Delegates gather for Central Qualifications event

Over 40 centre heads, clinical coaches and organisations joined Central Qualifications (CQ) for its annual symposium. Hosted at the awarding organisation's headquarters in Suffolk, guests at the two-day event also included OSCE examiners and lecturers.

Following a warm welcome by CQ director Jacqui Garrett, chair of governors Martin Barrow introduced CQ’s new Diploma in Veterinary Nursing. The new and improved DipVN follows extended consultation across the profession and marks the first significant change of the VN qualification for eight years.

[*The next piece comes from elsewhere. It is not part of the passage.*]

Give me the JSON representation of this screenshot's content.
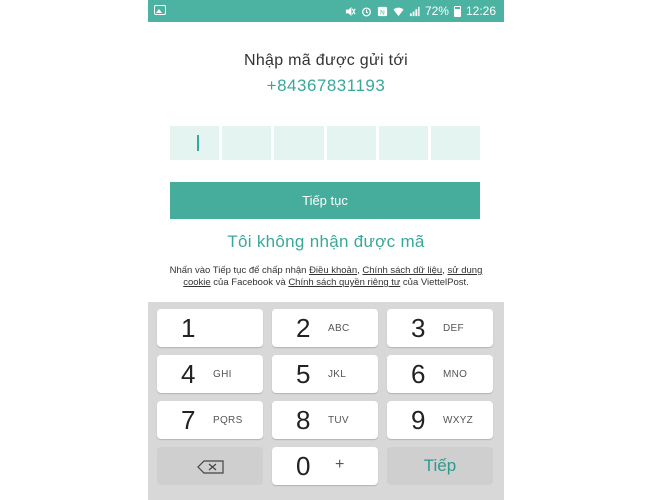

Commenting on the new diploma, CQ's quality assurance manager Denise Burke said: “Veterinary Nursing is rapidly evolving and our new qualification is designed to meet the needs of employers and underpins the future of veterinary nursing.”

During the symposium, delegates attended an array of presentations, including a talk on evidence-based medicine, a lecture on how digital imaging has evolved and an update on the Central Skills Log.

RCVS director of veterinary nursing Julie Dugmore also brought delegates up to speed with VN Futures - a companion project to Vet Futures, which aims to draw up a blueprint for the veterinary nursing profession.

Day two of the VN symposium was led by BVNA president Sam Morgan - one of CQ’s lead examiners - and focussed on CQ’s OSCE process and procedures. Four DipVN students joined the delegates and participated in a mock exam so that new examiners could gain experience of being in an exam situation.

Commenting on the symposium, Jacqui Garrett said: “We arrange the VN symposium every year for the benefit of all those involved in veterinary nurse education. The feedback we've had this year has been excellent.”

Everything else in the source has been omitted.